Sam couldn’t stop a smile. “Betsy is a cherry red 1955 Chevrolet Belair convertible. I rebuilt her with a friend, Ian Palmer. It took years, not to mention a small fortune, but it was worth it. She’s beautiful.”

Eloise did that thing with her eyebrow again. “Sounds like you’re in love.”

“I might be. We’re entering her in the NCA rally.”

“Really?” Eloise straightened in her chair, clearly interested. “What’s the prize?”

“A quarter million to first place. We’ll split the prize if we win. Ian wants to travel. My share plus my savings will get me started in my own vintage auto parts and repair business. I have my eye on a place back in Portland.”

Sam ducked his head, suddenly feeling as if he’d said too much. Still, Eloise was his little sister.

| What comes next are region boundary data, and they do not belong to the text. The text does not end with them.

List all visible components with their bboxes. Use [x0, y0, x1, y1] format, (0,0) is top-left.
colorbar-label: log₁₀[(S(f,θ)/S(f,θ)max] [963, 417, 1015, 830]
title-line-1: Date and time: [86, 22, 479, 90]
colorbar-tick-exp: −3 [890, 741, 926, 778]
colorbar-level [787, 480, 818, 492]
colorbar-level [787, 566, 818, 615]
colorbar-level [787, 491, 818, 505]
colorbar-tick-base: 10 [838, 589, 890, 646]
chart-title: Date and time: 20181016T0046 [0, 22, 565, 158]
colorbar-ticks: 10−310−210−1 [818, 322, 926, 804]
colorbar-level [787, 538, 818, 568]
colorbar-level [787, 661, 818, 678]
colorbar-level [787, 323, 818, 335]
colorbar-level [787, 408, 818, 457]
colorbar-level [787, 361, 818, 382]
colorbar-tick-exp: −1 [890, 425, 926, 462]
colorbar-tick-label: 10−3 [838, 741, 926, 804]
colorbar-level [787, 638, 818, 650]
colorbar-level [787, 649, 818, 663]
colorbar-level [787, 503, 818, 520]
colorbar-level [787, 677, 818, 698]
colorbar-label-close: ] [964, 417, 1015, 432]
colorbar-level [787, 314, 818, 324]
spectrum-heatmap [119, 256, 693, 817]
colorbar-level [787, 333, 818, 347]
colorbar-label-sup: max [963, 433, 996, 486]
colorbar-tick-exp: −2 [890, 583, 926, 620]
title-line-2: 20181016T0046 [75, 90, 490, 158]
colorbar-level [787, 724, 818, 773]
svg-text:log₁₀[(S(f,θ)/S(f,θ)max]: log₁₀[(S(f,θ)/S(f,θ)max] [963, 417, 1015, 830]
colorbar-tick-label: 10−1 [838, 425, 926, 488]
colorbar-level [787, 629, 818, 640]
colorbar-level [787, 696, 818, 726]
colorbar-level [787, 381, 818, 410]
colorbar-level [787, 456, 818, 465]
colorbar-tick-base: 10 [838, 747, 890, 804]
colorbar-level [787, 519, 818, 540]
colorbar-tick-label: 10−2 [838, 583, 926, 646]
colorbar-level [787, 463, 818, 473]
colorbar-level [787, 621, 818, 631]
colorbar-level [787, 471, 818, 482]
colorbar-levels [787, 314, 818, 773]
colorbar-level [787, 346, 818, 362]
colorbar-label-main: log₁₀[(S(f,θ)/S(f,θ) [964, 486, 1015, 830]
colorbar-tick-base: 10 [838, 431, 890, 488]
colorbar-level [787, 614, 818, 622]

Who could he tell if not her? The truth was, almost nobody. Sam didn’t do chummy as a general rule.

His cell phone buzzed and he pulled it out of jacket pocket, thinking it had to be Ian. His friend should have arrived with Betsy by now. “Excuse me,” he said to his sister and put the phone to his ear.

By the time he ended the call, his hands had gone numb with shock. He looked up, words forming and fraying as he grappled to make sense of the news.

Eloise leaned forward, clearly sensing trouble. “What is it?”

Sam’s eyes stung and he blinked hard, setting his jaw. “There’s been an accident.”